Pierre Henry, pape de la musique électro-acoustique, ovationné à la Philharmonie
Grande salle de la Philharmonie 2, ex-Cité de la musique, samedi soir, 9 janvier. Le concert est attendu. D'une certaine manière, il est même historique : Pierre Henry, 88 ans, le pionnier (avec Pierre Schaeffer) de la musique électro-acoustique, vient non seulement présenter sa dernière création "Continuo", mais offre aussi un come back avec la reprise de son tube, "Messe pour le temps présent", composée en 1967 pour Maurice Béjart et prolongée cette fois-ci par un "Grand Remix", les deux chorégraphiés cette fois par Hervé Robbe.

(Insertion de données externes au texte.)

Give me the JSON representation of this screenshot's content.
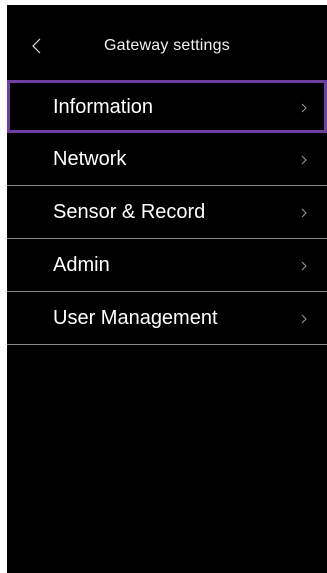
{
  "header": {
    "title": "Gateway settings",
    "back_icon": "chevron-left-icon"
  },
  "menu": {
    "items": [
      {
        "label": "Information",
        "icon": "chevron-right-icon",
        "selected": true
      },
      {
        "label": "Network",
        "icon": "chevron-right-icon",
        "selected": false
      },
      {
        "label": "Sensor & Record",
        "icon": "chevron-right-icon",
        "selected": false
      },
      {
        "label": "Admin",
        "icon": "chevron-right-icon",
        "selected": false
      },
      {
        "label": "User Management",
        "icon": "chevron-right-icon",
        "selected": false
      }
    ]
  },
  "colors": {
    "background": "#000000",
    "divider": "#8a8a8a",
    "focus": "#6f3fa0",
    "text": "#ffffff"
  }
}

A quelques jours de la disparition de Pierre Boulez, autre grand commandeur, l'écoute de cette musique contemporaine, de recherche, sonne comme un rendez-vous privilégié.
Pas de partition, pas d'interprètes, pas d'instruments
L'homme est accueilli en star, très applaudi par la salle avant de prendre place à sa table, face à la scène. Installé avec ses machines électroniques, en hauteur, sa silhouette est repérable de loin, et sa tignasse blanche surgit par moments, effleurée par la lumière des projecteurs. La musique de Pierre Henry part de là, de sa table, sans partition, sans interprètes ni instruments, manipulée par lui et livrée par d'immenses enceintes placées sur la scène. Elles sont une trentaine en tout, de taille et de couleur différente, érigées comme des statues."Continuo" est une musique "composée d'associations d'idées préfigurant l'avenir", explique le compositeur dans le livret du disque qui sort ces jours-ci chez Decca. Une continuité de sons partagée en deux moments distincts : une montée par paliers, marquant "l'épanouissement", et une descente, chute vers une mort inéluctable.
Cadence en évolution et myriade de sons
Départ donc, subite, dans une semi obscurité, à peine nuancée par des projecteurs à dominante bleue, puis orange. Cette première partie du concert a quelque chose de magique : une salle entière va écouter, une heure durant, les sons de Pierre Henry, sans voix, sans images, attentivement. Le public semble médusé. Embarqué dans un voyage "vers le futur" très organisé malgré les apparences cahotiques. Reprenons les propos du compositeur : "Il y a dans Continuo, une écriture très contrapunctique où la rigueur des fondus s'associe avec la basse chiffrée, rythme/battement, aussi présente que dans l'art baroque, qui règle sans faille, la nouvelle pulsion du monde futur".Décodons, selon ce que nous percevons : sur une cadence qui continuellement évolue (comme le mouvement d'un train, le battement d'une percussion, ou le rythme imposé par une machine industrielle) viennent se poser une myriade de sons, telles des mélodies insaisissables. Ici et là, quelques-uns nous semblent familiers : des bribes de voix, des éclats de verre, des explosions et même, des sons d'instruments de musique, guitare, xylophones, tambours. Détrompez-vous, tous ces sons sont la création ex nihilo des machines de Pierre Henry.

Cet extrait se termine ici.